"Doom Spender," ekonomik belirsizliklerin ve kötü haberlerin gölgesinde, geleceğe dair karamsarlığa kapılan bireylerin, sahip oldukları maddi kaynakları tüketme hızıyla yaptıkları kontrolsüz harcamaları ifade ediyor. Bu kavram, aslında bir paradoksu içeriyor: Gelecekte finansal düzensizlik veya kriz bekleyen insanlar, tasarruf yapmak yerine, sürekli alışveriş yaparak mevcut ekonomik streslerini yatıştırmaya çalışıyor.
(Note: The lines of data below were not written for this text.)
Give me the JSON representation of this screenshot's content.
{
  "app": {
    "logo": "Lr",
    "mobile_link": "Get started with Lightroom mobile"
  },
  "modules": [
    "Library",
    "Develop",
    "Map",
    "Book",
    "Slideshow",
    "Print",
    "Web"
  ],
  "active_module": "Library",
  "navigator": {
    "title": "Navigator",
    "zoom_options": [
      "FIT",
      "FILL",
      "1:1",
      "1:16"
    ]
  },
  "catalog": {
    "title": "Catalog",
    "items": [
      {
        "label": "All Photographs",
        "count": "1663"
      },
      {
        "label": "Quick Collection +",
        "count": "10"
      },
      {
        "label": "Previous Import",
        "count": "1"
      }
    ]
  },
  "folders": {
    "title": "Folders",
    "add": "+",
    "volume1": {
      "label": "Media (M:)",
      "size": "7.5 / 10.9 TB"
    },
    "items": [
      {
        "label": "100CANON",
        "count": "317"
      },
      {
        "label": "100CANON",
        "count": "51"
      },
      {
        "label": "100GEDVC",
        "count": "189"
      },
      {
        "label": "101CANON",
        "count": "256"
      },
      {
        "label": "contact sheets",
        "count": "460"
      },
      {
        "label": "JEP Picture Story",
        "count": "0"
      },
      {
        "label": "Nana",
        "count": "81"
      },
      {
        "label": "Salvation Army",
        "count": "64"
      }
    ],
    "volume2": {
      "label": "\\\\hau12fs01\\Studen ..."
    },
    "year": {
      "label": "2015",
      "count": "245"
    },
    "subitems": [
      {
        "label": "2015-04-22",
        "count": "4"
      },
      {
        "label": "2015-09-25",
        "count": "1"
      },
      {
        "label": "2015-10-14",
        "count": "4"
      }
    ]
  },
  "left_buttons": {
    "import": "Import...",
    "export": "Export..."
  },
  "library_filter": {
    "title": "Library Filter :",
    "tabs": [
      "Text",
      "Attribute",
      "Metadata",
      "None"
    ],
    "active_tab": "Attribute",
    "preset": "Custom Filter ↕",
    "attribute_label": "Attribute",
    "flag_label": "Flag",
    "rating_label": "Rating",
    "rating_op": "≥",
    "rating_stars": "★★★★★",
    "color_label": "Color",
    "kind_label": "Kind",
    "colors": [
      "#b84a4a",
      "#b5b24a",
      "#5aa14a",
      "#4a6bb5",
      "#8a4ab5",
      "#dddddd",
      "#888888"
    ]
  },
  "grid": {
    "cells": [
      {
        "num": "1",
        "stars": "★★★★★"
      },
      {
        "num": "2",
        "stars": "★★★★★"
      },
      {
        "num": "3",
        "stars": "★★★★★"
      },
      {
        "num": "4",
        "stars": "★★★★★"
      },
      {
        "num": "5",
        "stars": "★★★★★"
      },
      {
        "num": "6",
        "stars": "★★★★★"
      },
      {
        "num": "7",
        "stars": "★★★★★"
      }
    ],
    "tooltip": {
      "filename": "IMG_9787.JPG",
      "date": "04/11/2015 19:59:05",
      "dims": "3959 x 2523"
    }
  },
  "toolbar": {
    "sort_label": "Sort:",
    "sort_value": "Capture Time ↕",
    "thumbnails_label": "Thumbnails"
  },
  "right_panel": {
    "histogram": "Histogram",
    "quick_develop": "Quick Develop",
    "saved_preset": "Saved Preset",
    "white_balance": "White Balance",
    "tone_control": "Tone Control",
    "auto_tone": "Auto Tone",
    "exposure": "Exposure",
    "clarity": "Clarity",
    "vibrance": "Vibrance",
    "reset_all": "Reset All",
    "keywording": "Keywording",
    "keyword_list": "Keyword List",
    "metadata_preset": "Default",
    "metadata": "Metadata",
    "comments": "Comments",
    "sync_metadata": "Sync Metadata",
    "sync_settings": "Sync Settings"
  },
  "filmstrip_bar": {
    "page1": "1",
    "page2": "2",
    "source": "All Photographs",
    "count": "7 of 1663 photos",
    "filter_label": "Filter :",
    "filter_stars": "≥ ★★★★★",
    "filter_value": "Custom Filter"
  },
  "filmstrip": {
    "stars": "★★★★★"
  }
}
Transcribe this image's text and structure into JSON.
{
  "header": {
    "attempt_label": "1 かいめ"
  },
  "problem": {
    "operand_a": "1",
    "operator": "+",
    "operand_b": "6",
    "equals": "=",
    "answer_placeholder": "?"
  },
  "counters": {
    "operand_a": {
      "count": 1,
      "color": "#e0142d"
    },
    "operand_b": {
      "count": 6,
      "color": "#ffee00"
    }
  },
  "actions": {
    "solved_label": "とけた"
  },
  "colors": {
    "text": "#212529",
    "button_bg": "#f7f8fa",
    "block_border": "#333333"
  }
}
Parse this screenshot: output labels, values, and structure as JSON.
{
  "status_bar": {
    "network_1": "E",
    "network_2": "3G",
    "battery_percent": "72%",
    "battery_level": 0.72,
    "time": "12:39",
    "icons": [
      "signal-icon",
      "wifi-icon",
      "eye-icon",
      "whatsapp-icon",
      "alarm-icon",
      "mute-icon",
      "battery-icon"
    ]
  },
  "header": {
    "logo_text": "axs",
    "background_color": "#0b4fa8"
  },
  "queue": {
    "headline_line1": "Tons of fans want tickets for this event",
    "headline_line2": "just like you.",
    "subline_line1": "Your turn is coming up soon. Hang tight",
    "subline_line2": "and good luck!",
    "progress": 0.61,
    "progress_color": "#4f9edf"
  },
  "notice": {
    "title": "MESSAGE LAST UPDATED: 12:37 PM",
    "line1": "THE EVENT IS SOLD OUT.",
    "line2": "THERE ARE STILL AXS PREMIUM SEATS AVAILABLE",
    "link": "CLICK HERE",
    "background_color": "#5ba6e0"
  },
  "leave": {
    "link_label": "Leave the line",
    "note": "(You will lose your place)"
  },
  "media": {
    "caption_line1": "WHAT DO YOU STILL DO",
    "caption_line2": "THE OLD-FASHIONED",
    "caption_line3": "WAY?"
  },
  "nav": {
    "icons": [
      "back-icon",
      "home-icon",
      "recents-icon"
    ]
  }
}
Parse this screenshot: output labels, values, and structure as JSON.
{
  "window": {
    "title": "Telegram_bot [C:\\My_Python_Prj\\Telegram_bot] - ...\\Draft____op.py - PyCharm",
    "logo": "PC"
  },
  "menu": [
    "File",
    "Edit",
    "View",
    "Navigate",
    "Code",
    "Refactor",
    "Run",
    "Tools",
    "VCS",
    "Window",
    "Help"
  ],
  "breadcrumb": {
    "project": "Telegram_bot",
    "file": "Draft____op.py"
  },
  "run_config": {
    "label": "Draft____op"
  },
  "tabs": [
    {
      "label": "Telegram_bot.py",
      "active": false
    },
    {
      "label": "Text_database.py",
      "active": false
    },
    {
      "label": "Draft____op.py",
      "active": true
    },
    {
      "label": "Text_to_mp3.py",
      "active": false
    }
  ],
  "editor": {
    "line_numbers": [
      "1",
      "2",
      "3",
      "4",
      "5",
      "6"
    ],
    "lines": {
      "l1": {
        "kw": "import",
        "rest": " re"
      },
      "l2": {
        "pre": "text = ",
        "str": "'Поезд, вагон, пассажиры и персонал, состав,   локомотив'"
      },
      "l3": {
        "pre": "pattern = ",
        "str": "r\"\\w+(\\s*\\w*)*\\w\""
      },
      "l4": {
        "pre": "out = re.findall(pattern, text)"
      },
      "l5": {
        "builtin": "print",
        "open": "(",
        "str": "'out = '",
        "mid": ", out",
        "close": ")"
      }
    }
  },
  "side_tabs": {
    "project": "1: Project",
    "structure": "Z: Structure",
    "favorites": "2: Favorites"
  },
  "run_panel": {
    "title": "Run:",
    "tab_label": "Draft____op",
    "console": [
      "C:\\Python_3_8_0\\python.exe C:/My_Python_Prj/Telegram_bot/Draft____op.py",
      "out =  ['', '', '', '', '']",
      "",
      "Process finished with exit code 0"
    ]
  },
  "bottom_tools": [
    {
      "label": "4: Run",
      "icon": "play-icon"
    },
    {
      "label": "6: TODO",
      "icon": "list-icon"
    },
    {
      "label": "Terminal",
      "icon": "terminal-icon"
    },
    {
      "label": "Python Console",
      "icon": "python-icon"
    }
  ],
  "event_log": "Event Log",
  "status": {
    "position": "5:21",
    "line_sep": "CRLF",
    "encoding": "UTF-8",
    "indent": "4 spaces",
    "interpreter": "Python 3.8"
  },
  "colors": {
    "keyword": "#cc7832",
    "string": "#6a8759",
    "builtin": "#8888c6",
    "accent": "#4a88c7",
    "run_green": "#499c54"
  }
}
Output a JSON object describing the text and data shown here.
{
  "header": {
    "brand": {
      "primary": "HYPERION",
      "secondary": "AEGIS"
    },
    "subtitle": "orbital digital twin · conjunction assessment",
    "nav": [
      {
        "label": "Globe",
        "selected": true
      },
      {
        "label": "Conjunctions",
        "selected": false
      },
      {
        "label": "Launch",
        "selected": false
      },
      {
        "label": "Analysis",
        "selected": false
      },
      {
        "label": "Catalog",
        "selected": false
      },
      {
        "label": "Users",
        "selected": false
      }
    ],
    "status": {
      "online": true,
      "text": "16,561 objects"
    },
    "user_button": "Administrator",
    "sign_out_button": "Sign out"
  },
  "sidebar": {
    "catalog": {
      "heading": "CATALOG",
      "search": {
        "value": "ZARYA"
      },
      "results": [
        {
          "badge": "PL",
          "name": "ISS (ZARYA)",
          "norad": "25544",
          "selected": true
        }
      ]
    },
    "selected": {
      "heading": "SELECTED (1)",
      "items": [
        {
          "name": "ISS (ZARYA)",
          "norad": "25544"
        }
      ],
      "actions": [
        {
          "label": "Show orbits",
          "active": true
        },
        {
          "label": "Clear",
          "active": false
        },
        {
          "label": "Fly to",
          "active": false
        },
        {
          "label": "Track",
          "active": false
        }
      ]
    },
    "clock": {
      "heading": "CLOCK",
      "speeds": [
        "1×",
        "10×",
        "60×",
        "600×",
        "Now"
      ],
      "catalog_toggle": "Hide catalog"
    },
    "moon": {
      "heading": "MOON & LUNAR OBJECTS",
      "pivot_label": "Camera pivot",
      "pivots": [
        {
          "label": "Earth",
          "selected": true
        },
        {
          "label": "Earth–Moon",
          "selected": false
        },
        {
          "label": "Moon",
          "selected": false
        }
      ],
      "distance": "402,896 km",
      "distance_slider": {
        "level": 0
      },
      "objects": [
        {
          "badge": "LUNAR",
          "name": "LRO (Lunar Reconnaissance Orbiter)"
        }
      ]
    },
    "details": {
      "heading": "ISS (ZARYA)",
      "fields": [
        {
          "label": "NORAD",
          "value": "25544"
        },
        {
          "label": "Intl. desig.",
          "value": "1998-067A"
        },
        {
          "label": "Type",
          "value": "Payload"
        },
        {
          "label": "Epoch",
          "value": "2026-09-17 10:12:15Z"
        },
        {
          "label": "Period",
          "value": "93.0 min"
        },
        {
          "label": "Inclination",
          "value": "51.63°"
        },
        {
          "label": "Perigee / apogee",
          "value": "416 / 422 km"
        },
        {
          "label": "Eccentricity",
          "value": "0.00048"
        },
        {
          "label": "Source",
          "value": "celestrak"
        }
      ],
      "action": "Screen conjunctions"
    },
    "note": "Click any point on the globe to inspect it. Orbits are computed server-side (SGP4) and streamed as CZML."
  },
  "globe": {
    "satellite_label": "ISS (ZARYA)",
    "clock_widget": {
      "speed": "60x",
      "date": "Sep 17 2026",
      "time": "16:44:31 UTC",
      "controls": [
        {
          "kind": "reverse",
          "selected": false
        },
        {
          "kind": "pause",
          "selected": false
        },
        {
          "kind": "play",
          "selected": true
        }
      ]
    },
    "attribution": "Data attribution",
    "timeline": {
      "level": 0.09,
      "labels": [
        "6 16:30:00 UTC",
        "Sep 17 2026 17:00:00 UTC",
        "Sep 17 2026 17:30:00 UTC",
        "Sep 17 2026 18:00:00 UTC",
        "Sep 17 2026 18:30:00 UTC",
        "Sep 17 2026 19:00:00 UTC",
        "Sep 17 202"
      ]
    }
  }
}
"ÖNÜMÜZDEKİ AYI GÖRECEK MİYİZ?"
Türkiye'de bu davranış biçimi, ekonomik sıkıntılara rağmen özellikle alışveriş merkezleri (AVM) ve kafelerde kendini gösteriyor. Günün her saatinde dolu olan kafe ve restoranlar, tüketim çılgınlığının adeta bir aynası. Güncel ekonomik verilere göre, kredi kartı harcamaları ve bireysel borçlanma oranlarında da göze çarpan bir artış yaşanıyor.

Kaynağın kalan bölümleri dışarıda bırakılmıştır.